I shrug and walk away. Maybe the Good Job Sticker part is later, after she shows my story to the class or the whole school even. “Ok, well, can I have a scratch n’ sniff one when you do the presentation?” I smile and nod to show her how patient I’m being and then head for the central hallway, out to our cubbies.

“I don’t..what… Jennifer Matthews..” I’m almost out of range when she squeaks that out but I turn and smile wider so she knows I heard. You know, there ought to be two Good Job Stickers for all this.

“You’ll be taking your story and a note home tonight. I want a chat with your parents.” Her voice is flat and serious. I had no idea she was this impressed. If she wants to let my parents know, maybe this is even a Pizza Night Reward kind of deal.

“Ok.”

After school, I race home. Gilligan’s Island will be on soon. I want to grab a snack and get to the good spot on the floor, as close as I can be without crossing Mom’s that’s-too-close-you’ll-go-blind line.

“Hi Mom!” I dump my school bag at the door but hang on to the Good-Job-Sticker-maybe-even-Pizza-Night-Reward story. “Here ya go.” I flip the booklet and note on to the table and turn my attention to the cupboards.
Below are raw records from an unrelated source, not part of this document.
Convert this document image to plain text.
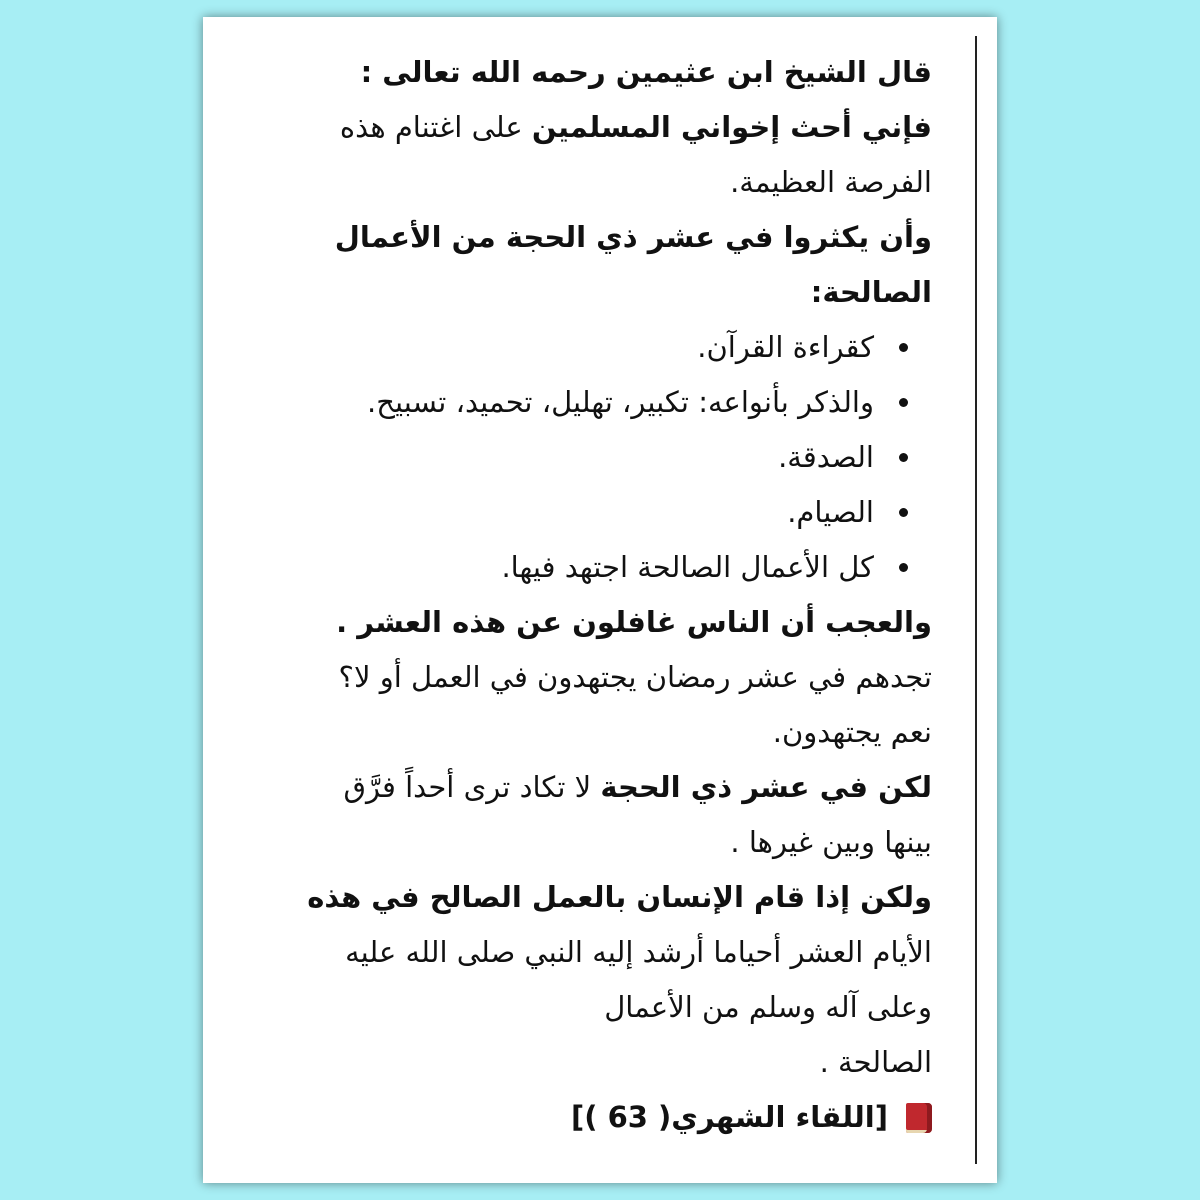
قال الشيخ ابن عثيمين رحمه الله تعالى :
فإني أحث إخواني المسلمين على اغتنام هذه
الفرصة العظيمة.
وأن يكثروا في عشر ذي الحجة من الأعمال
الصالحة:
كقراءة القرآن.
والذكر بأنواعه: تكبير، تهليل، تحميد، تسبيح.
الصدقة.
الصيام.
كل الأعمال الصالحة اجتهد فيها.
والعجب أن الناس غافلون عن هذه العشر .
تجدهم في عشر رمضان يجتهدون في العمل أو لا؟
نعم يجتهدون.
لكن في عشر ذي الحجة لا تكاد ترى أحداً فرَّق
بينها وبين غيرها .
ولكن إذا قام الإنسان بالعمل الصالح في هذه
الأيام العشر أحياما أرشد إليه النبي صلى الله عليه
وعلى آله وسلم من الأعمال
الصالحة .
[اللقاء الشهري( 63 )]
I root around and come up with some peanut butter, bread slices, and a banana. I start putting my sandwich together, looking over occasionally at Mom. She’s alternating between looking at my story and the teacher’s note. Red is slowly rising up her neck. She’s got that same pinched look Miss Krizinski had.

“Jennifer…” my mom starts slowly.

“Yes.”

“What happened at school today?” She tilts her head at and me and purses her lips.

“Not much,” I shrug. Casual because, like, I didn’t even get my Good Job Sticker yet so let’s not get ahead of ourselves too much, like they always say. They will probably want the Pizza Night Reward to be a surprise. I load my sandwich on to the Tupperware plate and head for the living room.

“Oh!” I should at least let her know what I learned from all this today. “Guess what Mom. I’m going to be a writer when I grow up.”